Friday, July 9, 2010

Congressional Fiscal Responsibility and other myths

Teaser line 1: "Yes, you read that correctly. In the strange world of Washington budgeting, lawmakers can pay for new spending by making it easier for corporations to underfund employee pensions."

Teaser line 2: Under somewhat realistic assumptions, the CBO estimates that "the U.S. economy ceases to exist after 2027."

Please explain, Watson.

According to Marron, the issue behind #1 is that giving companies more leeway to underfund employee pensions pushes expenses into the future, beyond the 10 year budget window analyzed by the CBO. But since companies' pension plan payments are partially tax deductible, allowing them to postpone them brings in more tax revenue, allowing Congress to pay more today for other things.
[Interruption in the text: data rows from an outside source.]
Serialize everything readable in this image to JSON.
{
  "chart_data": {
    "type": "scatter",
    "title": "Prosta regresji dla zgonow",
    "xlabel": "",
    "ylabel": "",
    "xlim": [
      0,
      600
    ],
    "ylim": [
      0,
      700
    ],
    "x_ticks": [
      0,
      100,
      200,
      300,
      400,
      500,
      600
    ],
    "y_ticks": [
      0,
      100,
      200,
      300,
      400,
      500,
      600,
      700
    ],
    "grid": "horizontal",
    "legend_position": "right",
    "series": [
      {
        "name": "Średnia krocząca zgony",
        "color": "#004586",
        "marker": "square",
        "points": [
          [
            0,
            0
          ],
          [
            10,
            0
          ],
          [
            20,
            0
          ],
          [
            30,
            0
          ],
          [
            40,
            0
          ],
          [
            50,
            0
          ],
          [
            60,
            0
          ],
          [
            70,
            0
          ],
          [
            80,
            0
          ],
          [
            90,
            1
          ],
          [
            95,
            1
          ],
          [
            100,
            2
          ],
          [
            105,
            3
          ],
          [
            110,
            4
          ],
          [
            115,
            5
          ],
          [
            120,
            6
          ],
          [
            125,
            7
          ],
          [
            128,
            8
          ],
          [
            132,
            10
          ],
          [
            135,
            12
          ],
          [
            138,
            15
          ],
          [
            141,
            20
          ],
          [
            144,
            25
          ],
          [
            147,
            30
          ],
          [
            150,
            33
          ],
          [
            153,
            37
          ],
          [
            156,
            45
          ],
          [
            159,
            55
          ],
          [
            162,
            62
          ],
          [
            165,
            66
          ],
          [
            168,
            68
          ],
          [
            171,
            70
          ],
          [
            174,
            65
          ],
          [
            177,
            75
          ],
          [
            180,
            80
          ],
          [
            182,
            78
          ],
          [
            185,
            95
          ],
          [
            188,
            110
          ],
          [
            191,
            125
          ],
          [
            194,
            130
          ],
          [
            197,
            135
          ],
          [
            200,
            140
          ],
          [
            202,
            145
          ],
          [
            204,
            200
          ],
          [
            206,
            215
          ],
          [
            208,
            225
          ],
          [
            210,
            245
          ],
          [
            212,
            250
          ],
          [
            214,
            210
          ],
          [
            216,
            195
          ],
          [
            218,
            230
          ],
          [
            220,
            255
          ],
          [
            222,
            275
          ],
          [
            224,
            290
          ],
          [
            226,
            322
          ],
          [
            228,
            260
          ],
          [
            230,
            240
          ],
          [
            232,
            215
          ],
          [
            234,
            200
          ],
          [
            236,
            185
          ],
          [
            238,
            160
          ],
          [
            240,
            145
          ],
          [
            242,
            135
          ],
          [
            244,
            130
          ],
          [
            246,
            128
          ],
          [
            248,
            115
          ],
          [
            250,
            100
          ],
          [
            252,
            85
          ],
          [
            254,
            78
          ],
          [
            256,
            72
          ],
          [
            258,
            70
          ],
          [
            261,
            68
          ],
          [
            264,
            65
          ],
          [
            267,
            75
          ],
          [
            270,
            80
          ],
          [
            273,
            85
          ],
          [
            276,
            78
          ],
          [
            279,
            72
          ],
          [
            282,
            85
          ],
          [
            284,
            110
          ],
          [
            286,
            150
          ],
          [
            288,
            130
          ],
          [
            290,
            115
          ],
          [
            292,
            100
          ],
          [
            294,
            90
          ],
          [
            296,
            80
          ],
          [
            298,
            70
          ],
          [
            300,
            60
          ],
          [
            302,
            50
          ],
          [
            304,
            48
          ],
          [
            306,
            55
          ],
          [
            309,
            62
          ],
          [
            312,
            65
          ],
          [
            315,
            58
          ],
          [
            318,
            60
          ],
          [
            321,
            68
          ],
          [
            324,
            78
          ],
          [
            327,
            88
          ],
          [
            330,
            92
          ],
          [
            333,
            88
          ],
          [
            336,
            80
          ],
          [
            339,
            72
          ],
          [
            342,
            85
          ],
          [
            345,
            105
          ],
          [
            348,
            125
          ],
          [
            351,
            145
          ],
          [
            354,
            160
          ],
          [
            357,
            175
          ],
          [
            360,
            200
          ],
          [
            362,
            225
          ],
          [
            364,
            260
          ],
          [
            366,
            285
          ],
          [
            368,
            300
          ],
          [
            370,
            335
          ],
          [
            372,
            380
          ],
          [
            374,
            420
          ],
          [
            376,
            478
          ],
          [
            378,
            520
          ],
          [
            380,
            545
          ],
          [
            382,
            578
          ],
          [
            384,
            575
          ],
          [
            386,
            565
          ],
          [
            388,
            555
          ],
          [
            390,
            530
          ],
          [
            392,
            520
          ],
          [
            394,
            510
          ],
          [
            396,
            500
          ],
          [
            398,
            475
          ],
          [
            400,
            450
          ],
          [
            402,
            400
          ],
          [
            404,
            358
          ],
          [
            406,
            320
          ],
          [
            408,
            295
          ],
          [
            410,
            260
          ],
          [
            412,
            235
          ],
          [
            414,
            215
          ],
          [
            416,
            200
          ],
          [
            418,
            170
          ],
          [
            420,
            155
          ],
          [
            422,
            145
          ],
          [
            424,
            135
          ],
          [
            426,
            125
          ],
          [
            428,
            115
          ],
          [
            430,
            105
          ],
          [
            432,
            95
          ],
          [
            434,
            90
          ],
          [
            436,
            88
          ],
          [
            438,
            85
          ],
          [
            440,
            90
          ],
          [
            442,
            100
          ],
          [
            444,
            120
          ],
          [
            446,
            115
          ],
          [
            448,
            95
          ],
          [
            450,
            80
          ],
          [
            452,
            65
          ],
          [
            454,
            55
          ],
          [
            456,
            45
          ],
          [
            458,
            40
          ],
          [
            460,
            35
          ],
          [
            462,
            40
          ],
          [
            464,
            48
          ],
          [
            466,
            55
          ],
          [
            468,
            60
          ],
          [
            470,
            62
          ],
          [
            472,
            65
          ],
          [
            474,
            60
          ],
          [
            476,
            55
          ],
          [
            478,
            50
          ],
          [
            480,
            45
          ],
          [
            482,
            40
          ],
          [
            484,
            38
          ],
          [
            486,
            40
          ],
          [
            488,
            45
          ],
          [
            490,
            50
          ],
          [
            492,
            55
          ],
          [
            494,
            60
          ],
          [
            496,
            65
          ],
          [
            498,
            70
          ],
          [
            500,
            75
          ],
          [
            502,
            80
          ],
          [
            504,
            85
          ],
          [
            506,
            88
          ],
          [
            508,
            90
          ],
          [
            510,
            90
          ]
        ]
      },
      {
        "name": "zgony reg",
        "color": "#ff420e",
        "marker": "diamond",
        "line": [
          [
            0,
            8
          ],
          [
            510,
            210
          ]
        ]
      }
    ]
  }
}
Really, no money is added to the system; it's just funged around a bit.

The second teaser compares two scenarios the CBO investigated. In one, Congress leaves intact all current policy trajectories: the Bush tax cuts expire, the alternative minimum tax isn't adjusted, etc. In the other case, Congress "gives into temptation" and provides tax cuts everywhere it can. In the first scenario, debt rises to 80% of GDP form 60% today. "Of course, no one believes that Congress will really be that disciplined." In the second, the debt skyrockets to over 185% of GDP by 2035 and overwhelms the CBO model of the economy. Any way we look at it, though, our debt burden is growing and politics suggests it's going to grow faster. He concludes:
I don’t really think that the U.S. economy will blink out of existence in 2027. We will find a way a muddle through. But to do so, we need to face up to CBO’s bleak vision of our fiscal future and the temptations that lawmakers will face. Now is not the time for sudden austerity—the G-20 bandwagon non-withstanding—but it is the time to develop a plausible plan to bring taxes and spending into long-run balance.